For each action, you must select an executable file that will perform the action. This executable must be one that is installed by your setup package, so it must have been added to the Files page. If the user deselected the component that contains the executable (and thus it is not installed on the user's system), DeployMaster will not create this action. If all of a file type's actions should be handled by an executable that is not being installed, DeployMaster will not create that file type altogether. This ensures that there will be no broken file associations on the user's system created by your software product. This also means that you can safely add any file types on this page that are used only by special components of your software. If the component is not installed, its file types aren't either.

If you've selected one of the two "32-bit application" options on the Platform page in DeployMaster, then you only need to specify a 32-bit executable for the action. Make sure that "32-bit file" is checked for this file on the Files page. For 32-bit applications, the action will use the 32-bit executable even when installing on 64-bit Windows. If you have selected one of the two "64-bit application" options on the Platform page, then you only need to specify a 64-bit executable for the action. Make sure that "64-bit file" is checked for this file on the Files page. If you have selected "32-bit and 64-bit application" on the Platform page, then you need to specify both a 32-bit executable and a 64-bit executable for the action.
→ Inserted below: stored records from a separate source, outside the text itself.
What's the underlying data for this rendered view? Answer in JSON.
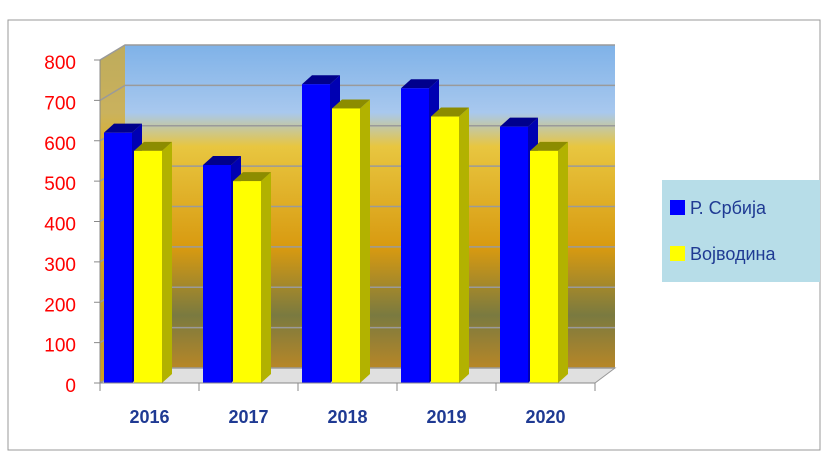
{
  "chart_data": {
    "type": "bar3d",
    "categories": [
      "2016",
      "2017",
      "2018",
      "2019",
      "2020"
    ],
    "series": [
      {
        "name": "Р. Србија",
        "color": "#0000ff",
        "values": [
          620,
          540,
          740,
          730,
          635
        ]
      },
      {
        "name": "Војводина",
        "color": "#ffff00",
        "values": [
          575,
          500,
          680,
          660,
          575
        ]
      }
    ],
    "ylim": [
      0,
      800
    ],
    "yticks": [
      0,
      100,
      200,
      300,
      400,
      500,
      600,
      700,
      800
    ],
    "grid": true,
    "legend": "right"
  }
}
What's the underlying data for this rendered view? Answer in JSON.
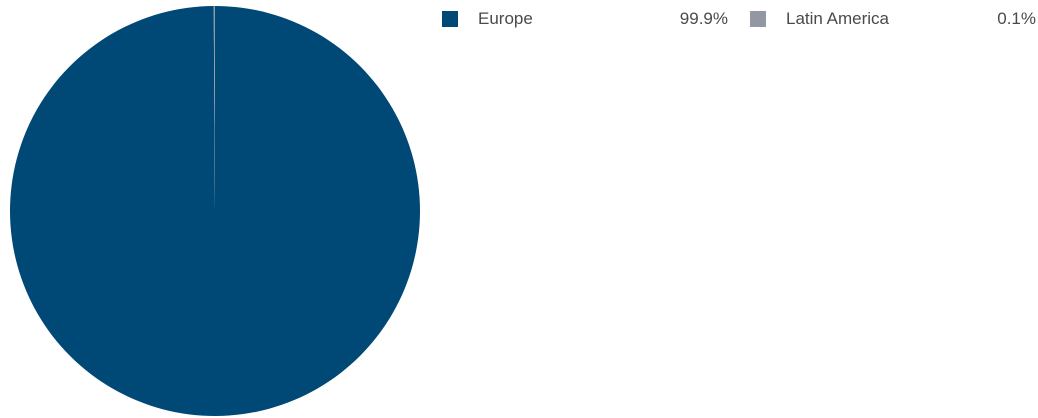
{
  "chart_data": {
    "type": "pie",
    "title": "",
    "slices": [
      {
        "label": "Europe",
        "value": 99.9,
        "display": "99.9%",
        "color": "#004876"
      },
      {
        "label": "Latin America",
        "value": 0.1,
        "display": "0.1%",
        "color": "#9198a3"
      }
    ],
    "legend_position": "top-right",
    "start_angle": "12 o'clock",
    "direction": "clockwise"
  }
}
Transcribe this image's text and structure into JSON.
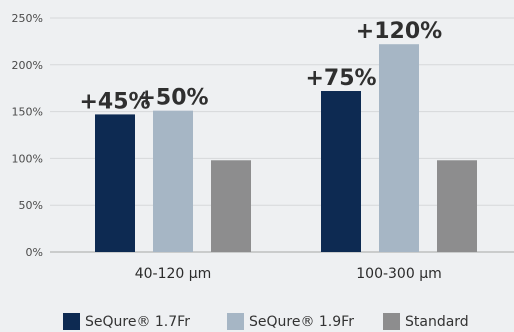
{
  "chart_data": {
    "type": "bar",
    "categories": [
      "40-120 µm",
      "100-300 µm"
    ],
    "series": [
      {
        "name": "SeQure® 1.7Fr",
        "values": [
          147,
          172
        ],
        "labels": [
          "+45%",
          "+75%"
        ],
        "color": "#0d2a52"
      },
      {
        "name": "SeQure® 1.9Fr",
        "values": [
          151,
          222
        ],
        "labels": [
          "+50%",
          "+120%"
        ],
        "color": "#a6b6c5"
      },
      {
        "name": "Standard",
        "values": [
          98,
          98
        ],
        "labels": [
          "",
          ""
        ],
        "color": "#8d8d8e"
      }
    ],
    "yticks": [
      "0%",
      "50%",
      "100%",
      "150%",
      "200%",
      "250%"
    ],
    "ylim": [
      0,
      250
    ],
    "grid": true,
    "legend_position": "bottom",
    "xlabel": "",
    "ylabel": "",
    "title": ""
  }
}
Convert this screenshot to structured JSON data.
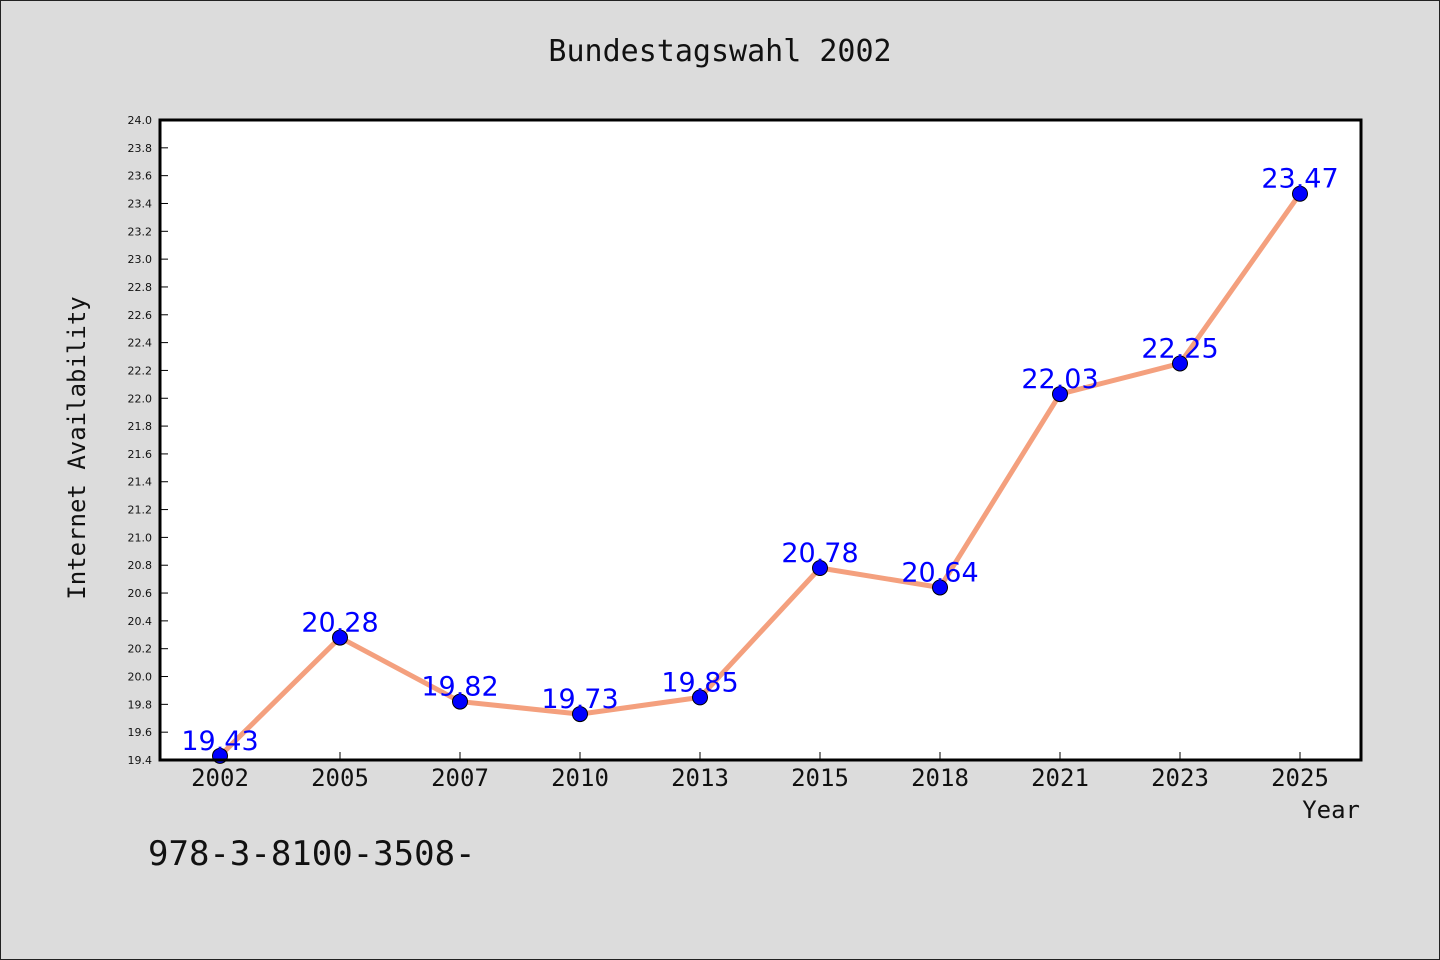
{
  "chart_data": {
    "type": "line",
    "title": "Bundestagswahl 2002",
    "xlabel": "Year",
    "ylabel": "Internet Availability",
    "categories": [
      "2002",
      "2005",
      "2007",
      "2010",
      "2013",
      "2015",
      "2018",
      "2021",
      "2023",
      "2025"
    ],
    "series": [
      {
        "values": [
          19.43,
          20.28,
          19.82,
          19.73,
          19.85,
          20.78,
          20.64,
          22.03,
          22.25,
          23.47
        ]
      }
    ],
    "data_labels": [
      "19.43",
      "20.28",
      "19.82",
      "19.73",
      "19.85",
      "20.78",
      "20.64",
      "22.03",
      "22.25",
      "23.47"
    ],
    "ylim": [
      19.4,
      24.0
    ],
    "y_ticks": [
      "19.4",
      "19.6",
      "19.8",
      "20.0",
      "20.2",
      "20.4",
      "20.6",
      "20.8",
      "21.0",
      "21.2",
      "21.4",
      "21.6",
      "21.8",
      "22.0",
      "22.2",
      "22.4",
      "22.6",
      "22.8",
      "23.0",
      "23.2",
      "23.4",
      "23.6",
      "23.8",
      "24.0"
    ],
    "grid": false,
    "legend": "none",
    "colors": {
      "line": "#f4a07e",
      "marker": "#0000ff",
      "data_label": "#0000ff",
      "background": "#dcdcdc",
      "plot_background": "#ffffff"
    }
  },
  "footnote": "978-3-8100-3508-"
}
For each action, you can also specify a parameter list that will be passed on the executable's command line. Even if you do not seem to have a need for any parameters (very likely with an "open" action), it is a very good idea to specify "%1" (including the quotes!) in the Parameters field. This parameter will cause quotes to be placed around the file the action should be performed upon, preventing files with spaces in their names from being broken into pieces.

Uninstalling File Associations

DeployMaster's uninstaller will automatically remove all file associations were created by the installer. If the installer modified existing file associations, the uninstaller will revert them to their previous state.

Before removing or reverting a file association, the uninstaller checks whether the file association is still what your installer put into place. If the file association was modified after your application was installed, then the uninstaller will leave it alone. The uninstaller won't break any file associations that were taken over by other software.

This also means that if your software creates or modifies file associations after it was installed, then your software will be responsible for removing those file associations. You can do this via the "program to execute before starting uninstallation" option on the Finished page.